Den Einsatz von Schnelltests ohne kompetente Begleitforschung kritisiert wiederum Professor Gerd Antes, wissenschaftlicher Vorstand der Cochrane Deutschland Stiftung, als „grob fahrlässig“ und „im wahrsten Sinne des Wortes eine Zeitbombe“. Die Sensitivität der Schnelltests, also die Trefferquote, sei „mangelhaft“ und damit die Gefahr groß, dass man sich nach einem „negativen“ Testergebnis in falscher Sicherheit wiege und weitere Personen anstecke.
Was passiert, wenn es einen Covid-19-Fall gibt?

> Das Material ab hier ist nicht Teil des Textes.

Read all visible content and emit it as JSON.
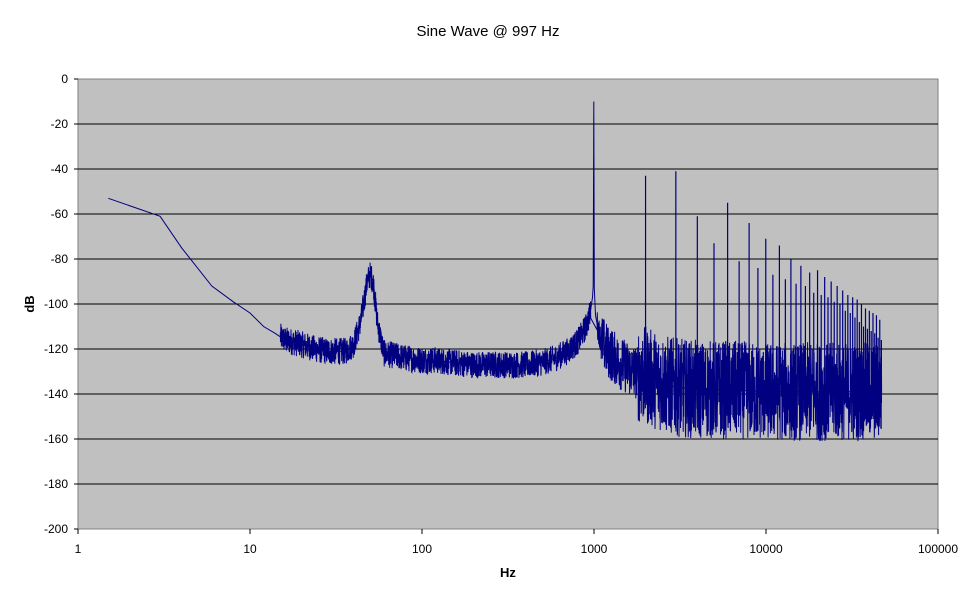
{
  "chart_data": {
    "type": "line",
    "title": "Sine Wave @ 997 Hz",
    "xlabel": "Hz",
    "ylabel": "dB",
    "x_scale": "log",
    "xlim": [
      1,
      100000
    ],
    "ylim": [
      -200,
      0
    ],
    "x_ticks": [
      1,
      10,
      100,
      1000,
      10000,
      100000
    ],
    "x_tick_labels": [
      "1",
      "10",
      "100",
      "1000",
      "10000",
      "100000"
    ],
    "y_ticks": [
      0,
      -20,
      -40,
      -60,
      -80,
      -100,
      -120,
      -140,
      -160,
      -180,
      -200
    ],
    "y_tick_labels": [
      "0",
      "-20",
      "-40",
      "-60",
      "-80",
      "-100",
      "-120",
      "-140",
      "-160",
      "-180",
      "-200"
    ],
    "grid": "horizontal",
    "plot_background": "#c0c0c0",
    "line_color": "#000080",
    "series": [
      {
        "values_x": [
          1.5,
          3,
          4,
          6,
          8,
          10,
          12,
          14,
          16,
          18,
          20,
          24,
          28,
          32,
          36,
          40,
          44,
          48,
          50,
          52,
          55,
          60,
          70,
          80,
          100,
          120,
          150,
          200,
          250,
          300,
          400,
          500,
          600,
          700,
          800,
          900,
          950,
          980,
          990,
          997,
          1004,
          1020,
          1050,
          1100,
          1200,
          1400,
          1700,
          2000,
          2500,
          3000,
          4000,
          6000,
          10000,
          20000,
          30000,
          47000
        ],
        "values_y": [
          -53,
          -61,
          -75,
          -92,
          -99,
          -104,
          -110,
          -113,
          -116,
          -117,
          -118,
          -120,
          -121,
          -121,
          -121,
          -118,
          -108,
          -90,
          -87,
          -90,
          -108,
          -122,
          -123,
          -124,
          -125,
          -125,
          -126,
          -127,
          -127,
          -127,
          -127,
          -126,
          -124,
          -121,
          -117,
          -110,
          -104,
          -97,
          -92,
          -10,
          -93,
          -105,
          -110,
          -116,
          -121,
          -126,
          -130,
          -132,
          -135,
          -137,
          -138,
          -138,
          -139,
          -139,
          -139,
          -139
        ]
      }
    ],
    "harmonics": {
      "x": [
        1994,
        2991,
        3988,
        4985,
        5982,
        6979,
        7976,
        8973,
        9970,
        10967,
        11964,
        12961,
        13958,
        14955,
        15952,
        16949,
        17946,
        18943,
        19940,
        20937,
        21934,
        22931,
        23928,
        24925,
        25922,
        26919,
        27916,
        28913,
        29910,
        30907,
        31904,
        32901,
        33898,
        34895,
        35892,
        36889,
        37886,
        38883,
        39880,
        40877,
        41874,
        42871,
        43868,
        44865,
        45862,
        46859
      ],
      "y": [
        -43,
        -41,
        -61,
        -73,
        -55,
        -81,
        -64,
        -84,
        -71,
        -87,
        -74,
        -89,
        -80,
        -91,
        -83,
        -92,
        -86,
        -95,
        -85,
        -96,
        -88,
        -97,
        -90,
        -99,
        -92,
        -100,
        -94,
        -103,
        -96,
        -104,
        -97,
        -106,
        -98,
        -108,
        -100,
        -110,
        -102,
        -111,
        -103,
        -112,
        -104,
        -113,
        -105,
        -115,
        -107,
        -116
      ]
    }
  }
}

Gibt es einen Covid-19-Fall in der Einrichtung, sollten die Besuche grundsätzlich ausgesetzt werden, heißt es in der Handreichung. Ausnahmen sind aber auch hier möglich, doch müssen Besucher sie mit der Heimleitung abstimmen. Wichtig sei dann die „strikte Einhaltung“ der Hygieneregeln. Auch sollte der Besuch möglichst kurz sein und sich auf ein und dieselbe Person beschränken, die zusätzlich einen Schutzkittel trägt. Wenn es sich wirklich nur um einen einzigen Bewohner mit Covid-19 handle, könne dieser streng isoliert werden - den übrigen Bewohnern wäre es dann möglich, wieder Besucher zu empfangen. In jedem Fall ist es wichtig, dass sich die Heimleitung mit dem Gesundheitsamt abstimmt.